Al Huzaifa Furniture: Pushing the edge of design and innovation
Take us back to the beginning of Al Huzaifa furniture. How has the brand evolved over time?
The Al Huzaifa journey began in 1976, with a single store in Sharjah. Today the brand defines furniture fashion nationwide, unveiling an exclusive showroom soon on Al Wasl Road, Dubai, addding to its presence in Dubai, Abu Dhabi and Sharjah. Looking back, although the beginnings were small, the vision wasn’t. Right from the word go, it’s been about observing global trends, cherry-picking styles that resonate with our regional clientele and presenting collections that blend in with their lifestyles while pushing the edge of design and innovation just that little bit every time. This perspective defines our evolution and our offering at any point.
Like with fashion, music or any aspect of contemporary culture, you could actually look back at our products at any point of time and get an instant sense of what was current.
How would you describe your brand’s aesthetics?
Furniture fashion is what we are about.
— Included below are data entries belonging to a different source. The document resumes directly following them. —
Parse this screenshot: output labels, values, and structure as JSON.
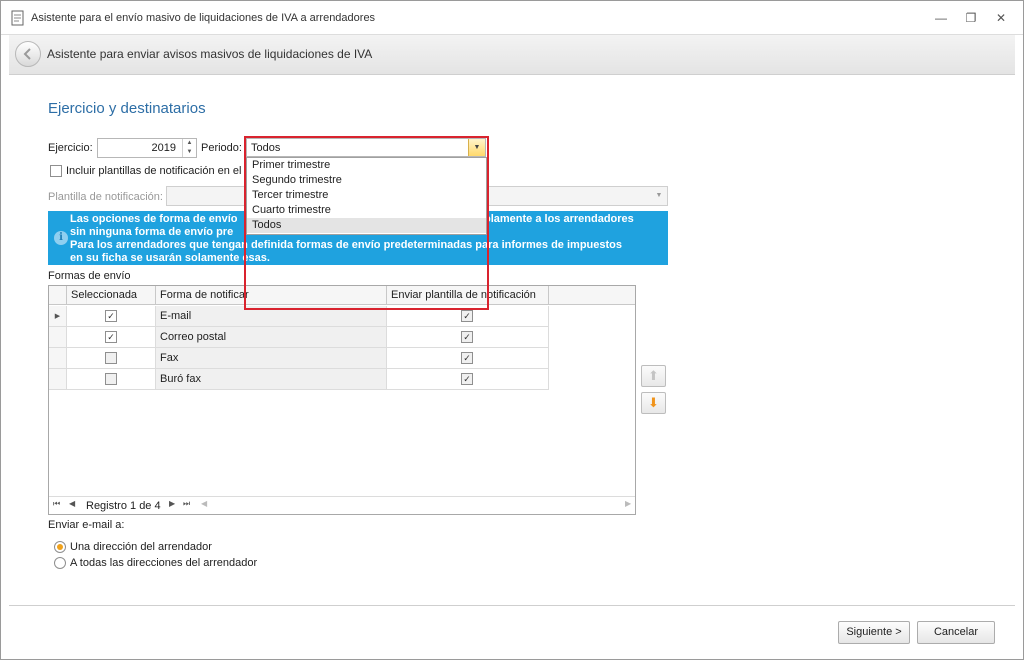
{
  "window": {
    "title": "Asistente para el envío masivo de liquidaciones de IVA a arrendadores",
    "icons": {
      "app": "document-icon",
      "minimize": "minimize-icon",
      "maximize": "maximize-icon",
      "close": "close-icon"
    }
  },
  "header": {
    "title": "Asistente para enviar avisos masivos de liquidaciones de IVA"
  },
  "section": {
    "title": "Ejercicio y destinatarios"
  },
  "form": {
    "ejercicio_label": "Ejercicio:",
    "ejercicio_value": "2019",
    "periodo_label": "Periodo:",
    "periodo_value": "Todos",
    "periodo_options": [
      "Primer trimestre",
      "Segundo trimestre",
      "Tercer trimestre",
      "Cuarto trimestre",
      "Todos"
    ],
    "incluir_label": "Incluir plantillas de notificación en el e",
    "plantilla_label": "Plantilla de notificación:",
    "plantilla_value": ""
  },
  "info": {
    "line1_left": "Las opciones de forma de envío",
    "line1_right": "olamente a los arrendadores",
    "line2_left": "sin ninguna forma de envío pre",
    "line3": "Para los arrendadores que tengan definida formas de envío predeterminadas para informes de impuestos",
    "line4": "en su ficha se usarán solamente esas."
  },
  "grid": {
    "caption": "Formas de envío",
    "columns": [
      "Seleccionada",
      "Forma de notificar",
      "Enviar plantilla de notificación"
    ],
    "rows": [
      {
        "selected": true,
        "forma": "E-mail",
        "enviar": true
      },
      {
        "selected": true,
        "forma": "Correo postal",
        "enviar": true
      },
      {
        "selected": false,
        "forma": "Fax",
        "enviar": true
      },
      {
        "selected": false,
        "forma": "Buró fax",
        "enviar": true
      }
    ],
    "navigator_text": "Registro 1 de 4"
  },
  "email": {
    "label": "Enviar e-mail a:",
    "options": [
      "Una dirección del arrendador",
      "A todas las direcciones del arrendador"
    ],
    "selected_index": 0
  },
  "buttons": {
    "next": "Siguiente >",
    "cancel": "Cancelar"
  },
  "colors": {
    "accent": "#2d6ea6",
    "info_bg": "#1fa2df",
    "highlight": "#d9232e",
    "radio": "#f0a21c"
  }
}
Now while that’s our brand essence, it takes a wealth of experience and insight to get it right when it comes down to execution through the distinct genres of classical and contemporary furniture. While each genre has its own grammar, the poetry is uniquely Al Huzaifa.
Every fashion season brings its own contours, silhouettes and finishes. Styles move in various directions — quieter or more flamboyant — with the mood of the times. Transcending it all, however, is a certain attitude — a voice if you will — a bold, individualistic elegance that’s unmistakably Al Huzaifa.
And it appeals to our clientele who prefer to make a statement without trying too hard.
How would you like to assess the market for furniture and interior design in the UAE? Will the growth in the UAE’s affordable housing market drive demand for furniture?
It’s a fast evolving market. We’re talking of one of the world’s most dynamic environments with an affluent audience, highly connected to global fashion trends and comprising a dazzling variety of nationalities. What we find particularly interesting is that although everyone comes in with their own reference points and homemaking preferences, there’s a distinct style vernacular emerging.
Also emerging rapidly is the smart shopper who asks harder questions about the intrinsic value of what she’s buying. At a macro level, the pie is growing but margins are under pressure — which is a good thing actually, as it drives the industry to deliver better value.
Admittedly it tilts the playing field in favour of larger players such as ourselves as we’ve value-engineered for a demanding clientele and built the sort of scale that drives costs down. As the large volume of affordable housing comes on stream, the uptick in furniture purchase is bound to follow. These customers are here to stay, pardon the pun, and they are likely to prioritise enduring quality over low-ticket disposable furniture that means recurring replacement costs.
How would you like to describe the UAE market in terms of its interior-design preferences? What are the other key trends shaping the market?
As you’d expect with a market that comprises over 130 nationalities, we have a microcosm of global tastes and preferences. Lifestyles vary widely, but there are certain convergence points. Most families are young with school-going children. There’s a uniquely large number of singles or couples as the UAE increasingly becomes an appealing place to start a career. Dwelling units are compact. As expats stay longer, they have a growing propensity to investing in living well.
With many brands globally developing eco-friendly furniture, what steps have to undertaken to meet the demand for eco-friendly designs?
From our perspective at Al Huzaifa, eco-friendly design should go deeper than a certain look or a certain set of materials which appeal to a superficial notion of what eco-friendliness means. While natural, renewable materials may tick a couple of boxes, the hard questions to ask are: What sort of carbon footprint does the manufacturing process generate? and what is the opportunity cost, in ecological terms, of cultivating this material? It’s important to separate fad from fact. The good news is that eco-friendly manufacturing practices generally make great economic sense, and we see this as a fundamental driver for the industry.
For someone on a limited budget, what would be your top tip when looking to update his house for the upcoming festive season?
Quality over quantity. If you’re looking to update the look and make your place feel special, skip the mass-produced generic stuff at all-purpose home stores. Look for something special. It’s a mistaken notion that you should either do a total makeover or nothing at all. On the contrary, a few well-thought-out accent pieces can make all the difference. Most importantly, let your innate sense of style do the choosing. Pick things that speak for you...and speak to you.
How do you see the interiors sector evolving in the next decade?
As millennials come of homemaking age, start families and become the statistical bulk of the market, they’re likely to bring their unique set of values and preferences with them. A distaste for excess, a quest for simplicity, design that delivers on functionality as much as on style.
The two key pillars, as for any category of goods and services, will be personalisation and ease of fulfilment. They will demand an increasingly participative role in the design and creation of their spaces. In fact, as this shift from customer to co-creator takes place, brands and designers will come in more as curators of inspiration while providing the guard rails that can only come from professional insight. The eye-try-buy journey will, of course, increasingly run off digital platforms and technologies such as augmented reality. Brands that can get this creative grammar right can look forward to big wins.